Solution Approach 2:
The aggregator tier performs preliminary query analysis and optimization before executing requests on shard servers. By pre-processing queries to identify redundancies, optimize execution plans, and prepare aggregation strategies, the system reduces the actual processing time required on shard servers, thereby improving productivity without compromising data retrieval completeness.
3Ease of operation
If databases are moved between servers for load balancing, then server load distribution is improved, but fan-out increase and query complexity worsen
Solution Approach 1:
The system implements feedback mechanisms that monitor server load, query patterns, and performance metrics in real-time. Based on this feedback, the aggregator dynamically adjusts query routing strategies and database distribution decisions, moving databases between servers only when performance degradation is detected, thereby balancing load while minimizing increases in query routing complexity.
Data Source
AI summary
Technology is disclosed for establishing a querying system and load balancing the multi-tiered querying system.

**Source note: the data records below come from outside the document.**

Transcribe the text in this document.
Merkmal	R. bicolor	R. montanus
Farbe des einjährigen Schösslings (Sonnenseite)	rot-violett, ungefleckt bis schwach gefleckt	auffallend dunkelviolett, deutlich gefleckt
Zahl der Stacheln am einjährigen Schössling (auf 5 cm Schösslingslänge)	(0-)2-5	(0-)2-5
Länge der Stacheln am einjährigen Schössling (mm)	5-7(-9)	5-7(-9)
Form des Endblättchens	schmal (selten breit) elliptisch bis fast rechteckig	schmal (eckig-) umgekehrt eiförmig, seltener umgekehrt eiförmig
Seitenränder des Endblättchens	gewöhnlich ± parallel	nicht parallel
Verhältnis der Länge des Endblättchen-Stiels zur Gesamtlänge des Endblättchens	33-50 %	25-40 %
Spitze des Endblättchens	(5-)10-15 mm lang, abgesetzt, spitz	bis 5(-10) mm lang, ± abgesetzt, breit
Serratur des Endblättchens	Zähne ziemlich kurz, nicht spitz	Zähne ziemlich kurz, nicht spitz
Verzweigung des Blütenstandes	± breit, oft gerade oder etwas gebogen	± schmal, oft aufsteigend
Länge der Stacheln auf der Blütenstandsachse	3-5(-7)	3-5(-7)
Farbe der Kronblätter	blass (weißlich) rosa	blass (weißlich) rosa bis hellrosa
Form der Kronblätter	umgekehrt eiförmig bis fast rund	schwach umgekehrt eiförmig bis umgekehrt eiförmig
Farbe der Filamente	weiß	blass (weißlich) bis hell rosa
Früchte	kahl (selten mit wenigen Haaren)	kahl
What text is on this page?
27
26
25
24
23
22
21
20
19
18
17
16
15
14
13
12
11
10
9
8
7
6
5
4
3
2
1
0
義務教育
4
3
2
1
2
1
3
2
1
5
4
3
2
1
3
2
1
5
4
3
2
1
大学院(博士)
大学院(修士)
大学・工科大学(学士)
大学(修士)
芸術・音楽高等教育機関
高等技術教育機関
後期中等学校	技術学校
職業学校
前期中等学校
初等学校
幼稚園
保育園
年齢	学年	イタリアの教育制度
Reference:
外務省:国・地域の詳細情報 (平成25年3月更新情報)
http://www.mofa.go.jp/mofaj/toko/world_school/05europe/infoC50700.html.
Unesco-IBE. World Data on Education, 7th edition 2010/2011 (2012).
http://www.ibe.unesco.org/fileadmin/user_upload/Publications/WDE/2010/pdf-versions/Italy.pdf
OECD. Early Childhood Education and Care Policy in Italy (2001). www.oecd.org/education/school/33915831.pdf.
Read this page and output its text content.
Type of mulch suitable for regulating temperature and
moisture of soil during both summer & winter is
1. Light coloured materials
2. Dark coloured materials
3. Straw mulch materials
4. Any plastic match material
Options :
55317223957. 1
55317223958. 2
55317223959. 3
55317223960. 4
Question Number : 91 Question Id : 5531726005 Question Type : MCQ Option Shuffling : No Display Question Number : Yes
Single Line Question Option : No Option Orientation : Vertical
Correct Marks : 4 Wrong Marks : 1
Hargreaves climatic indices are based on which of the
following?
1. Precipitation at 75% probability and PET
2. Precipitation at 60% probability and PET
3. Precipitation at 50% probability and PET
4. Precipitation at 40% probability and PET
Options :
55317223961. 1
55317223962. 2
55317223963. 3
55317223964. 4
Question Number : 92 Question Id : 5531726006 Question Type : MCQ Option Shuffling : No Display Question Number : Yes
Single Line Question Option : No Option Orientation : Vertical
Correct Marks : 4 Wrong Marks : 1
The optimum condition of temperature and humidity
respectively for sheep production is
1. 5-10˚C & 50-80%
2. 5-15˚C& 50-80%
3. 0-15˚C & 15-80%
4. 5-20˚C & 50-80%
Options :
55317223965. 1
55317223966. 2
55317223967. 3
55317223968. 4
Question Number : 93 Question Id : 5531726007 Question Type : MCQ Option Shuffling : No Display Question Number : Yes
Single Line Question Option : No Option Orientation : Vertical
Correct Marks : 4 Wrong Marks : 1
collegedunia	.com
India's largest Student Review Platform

A multi-tiered targeted query system can comprise three tiers: a web tier, an aggregator tier, and a shard tier. When load balancing of shards is performed, fan-out can occur, increasing latency. The disclosed technology performs load balancing while minimizing the amount fan-out increase. Selecting the databases to move can comprise determining which databases on that server are causing the most load, and determining if moving any of these databases will increase an expected amount of fan-out above an acceptable threshold value. Determining the expected amount of fan-out increase incurred by moving a database can be based on an analysis of a number of friend relationships between that database and other databases on the same or other servers.